Arbeitsrechtliche Konsequenzen bis hin zu einer fristlosen Kündigung seien aber immer dann möglich, wenn der Arbeitnehmer bei seiner außerdienstlichen Handlung einen Bezug zum Arbeitsverhältnis herstellt.
"Ein solcher Bezug liegt etwa dann vor, wenn ich in Dienstkleidung solche Handlungen tätige. Das gleiche gilt, wenn ich über mein Profil in den sozialen Medien, das den Arbeitgeber nennt, solche Inhalte poste", erläutert Arbeitsrechtsanwalt Fuhlrott.

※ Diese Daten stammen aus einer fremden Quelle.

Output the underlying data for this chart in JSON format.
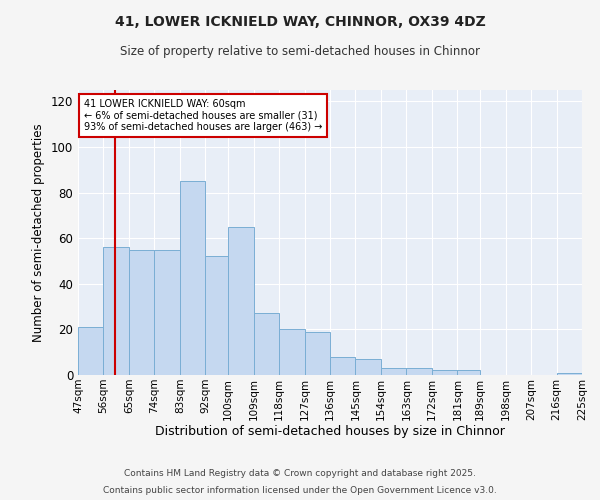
{
  "title1": "41, LOWER ICKNIELD WAY, CHINNOR, OX39 4DZ",
  "title2": "Size of property relative to semi-detached houses in Chinnor",
  "xlabel": "Distribution of semi-detached houses by size in Chinnor",
  "ylabel": "Number of semi-detached properties",
  "bin_edges": [
    47,
    56,
    65,
    74,
    83,
    92,
    100,
    109,
    118,
    127,
    136,
    145,
    154,
    163,
    172,
    181,
    189,
    198,
    207,
    216,
    225
  ],
  "bar_heights": [
    21,
    56,
    55,
    55,
    85,
    52,
    65,
    27,
    20,
    19,
    8,
    7,
    3,
    3,
    2,
    2,
    0,
    0,
    0,
    1
  ],
  "bar_color": "#c5d8f0",
  "bar_edge_color": "#7aaed4",
  "property_size": 60,
  "property_label": "41 LOWER ICKNIELD WAY: 60sqm",
  "annotation_line1": "← 6% of semi-detached houses are smaller (31)",
  "annotation_line2": "93% of semi-detached houses are larger (463) →",
  "vline_color": "#cc0000",
  "annotation_box_edge": "#cc0000",
  "ylim": [
    0,
    125
  ],
  "yticks": [
    0,
    20,
    40,
    60,
    80,
    100,
    120
  ],
  "tick_labels": [
    "47sqm",
    "56sqm",
    "65sqm",
    "74sqm",
    "83sqm",
    "92sqm",
    "100sqm",
    "109sqm",
    "118sqm",
    "127sqm",
    "136sqm",
    "145sqm",
    "154sqm",
    "163sqm",
    "172sqm",
    "181sqm",
    "189sqm",
    "198sqm",
    "207sqm",
    "216sqm",
    "225sqm"
  ],
  "footer1": "Contains HM Land Registry data © Crown copyright and database right 2025.",
  "footer2": "Contains public sector information licensed under the Open Government Licence v3.0.",
  "bg_color": "#e8eef7",
  "fig_bg": "#f5f5f5"
}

Denkbar könne es auch sein, dass ein dienstlicher Bezug bei Personen hergestellt werde, die für die Öffentlichkeit mit einem Unternehmen "untrennbar" verbunden seien: "Wenn also der CEO eines Unternehmens oder der Pressesprecher sich derartig äußern oder ein Fußballprofi eine Aussage tätigt, dann wird man eine solche Verbindung ebenfalls ziehen können", so der Arbeitsrechtler.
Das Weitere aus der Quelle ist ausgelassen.